I really thought after a scene of our duo being safely rescued after “accidentally” being locked in the silver closet, and after Hart confessing how much he’s afraid of being trapped into marriage, that we would not get the “trapped into marriage” trope. And that even if we did, Hart would realize that gentle Meg, his friend, would not be the architect of that trap. Nope; we get Hart raging around like an animal for the second half the book while Meg doesn’t know what to do.
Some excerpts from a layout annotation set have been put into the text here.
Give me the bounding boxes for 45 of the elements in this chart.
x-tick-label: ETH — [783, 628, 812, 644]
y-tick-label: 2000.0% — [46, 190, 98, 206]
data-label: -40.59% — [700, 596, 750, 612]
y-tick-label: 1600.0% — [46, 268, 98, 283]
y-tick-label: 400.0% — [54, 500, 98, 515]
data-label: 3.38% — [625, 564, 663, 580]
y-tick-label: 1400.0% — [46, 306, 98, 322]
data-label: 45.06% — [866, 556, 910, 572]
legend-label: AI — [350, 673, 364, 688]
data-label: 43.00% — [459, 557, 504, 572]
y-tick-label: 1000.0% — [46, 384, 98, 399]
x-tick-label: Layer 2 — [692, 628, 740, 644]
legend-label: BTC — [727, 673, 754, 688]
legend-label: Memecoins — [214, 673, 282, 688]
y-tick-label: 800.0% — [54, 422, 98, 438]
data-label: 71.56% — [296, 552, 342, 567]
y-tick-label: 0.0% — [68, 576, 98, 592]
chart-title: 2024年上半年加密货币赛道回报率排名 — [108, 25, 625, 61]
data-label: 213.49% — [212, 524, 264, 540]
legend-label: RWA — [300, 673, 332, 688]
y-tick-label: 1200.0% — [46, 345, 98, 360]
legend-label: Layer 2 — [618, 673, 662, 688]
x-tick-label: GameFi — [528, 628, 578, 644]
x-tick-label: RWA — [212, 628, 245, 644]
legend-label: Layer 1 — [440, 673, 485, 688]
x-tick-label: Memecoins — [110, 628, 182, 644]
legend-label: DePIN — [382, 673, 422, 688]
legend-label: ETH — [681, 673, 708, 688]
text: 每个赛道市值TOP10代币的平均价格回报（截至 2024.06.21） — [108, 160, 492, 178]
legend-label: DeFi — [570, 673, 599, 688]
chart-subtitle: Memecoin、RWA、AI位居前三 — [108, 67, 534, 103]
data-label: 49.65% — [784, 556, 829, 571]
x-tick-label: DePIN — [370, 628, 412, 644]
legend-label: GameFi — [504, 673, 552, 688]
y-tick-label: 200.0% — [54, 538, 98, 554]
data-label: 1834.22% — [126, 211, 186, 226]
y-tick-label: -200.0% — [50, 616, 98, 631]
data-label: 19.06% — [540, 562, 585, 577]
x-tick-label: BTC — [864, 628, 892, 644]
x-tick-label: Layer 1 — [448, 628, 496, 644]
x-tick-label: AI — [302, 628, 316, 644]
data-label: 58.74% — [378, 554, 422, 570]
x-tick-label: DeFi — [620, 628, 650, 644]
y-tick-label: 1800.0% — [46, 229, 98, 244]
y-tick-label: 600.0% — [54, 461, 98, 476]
I have no patience with this. If I were Meg, the conversation on their wedding night would have gone something like this:

Hart: I refuse to consummate the marriage! Therefore, you will never have the happy marriage you want, or children, or a family!

Meg: But what I really wanted was to be rich, stay in London, be free of my parents, and never have a man touch me, so actually I have everything I want. Toodles.

Hart: Well…in that case, we WILL consummate the marriage!

Meg: So you’re so much like your father that you’ll do the exact opposite of whatever anyone tells you just to be contrary, even if it’s something you don’t want?

Hart: … (disappears in a puff of logic)

So yeah, first half, good (as a bonus, there’s lots of descriptions of gorgeous gowns…I was really loving the Cinderella aspect of the story!) but second half…I’m not a fan.

Is it like Romeo and Juliet? Well, the families are enemies. A surplus of interference almost does them in (metaphorically). And there’s plenty of verbal poison floating around. Romeo and Juliet is even mentioned a few times, which makes sense in the context of the time period.

COVER NOTES: Between this one and the one for the next book, it looks like the series theme was reinvented again, somewhat. Still a clinch couple, back to more of the headless man pose of the first five books, but with a lush landscape added instead of the one solid color. The colors and florals are pretty and romantic. I like the cover on its own; less so when I realize this is probably the pivotal scene that turns the tide of the book.

BOTTOM LINE: Good up until the hero was a jerk and a friend became downright annoying.

TEACUP RATING: Three out of five teacups.

ON SALE DATE: Available now in paperback and eformats.

NEXT UP IN SERIES:  A Duke Like No Other, focusing on Mark Grimaldi, will be available May 1, 2018.

Note: Review is based on an ARC provided by the publisher via Netgalley in exchange for an honest review.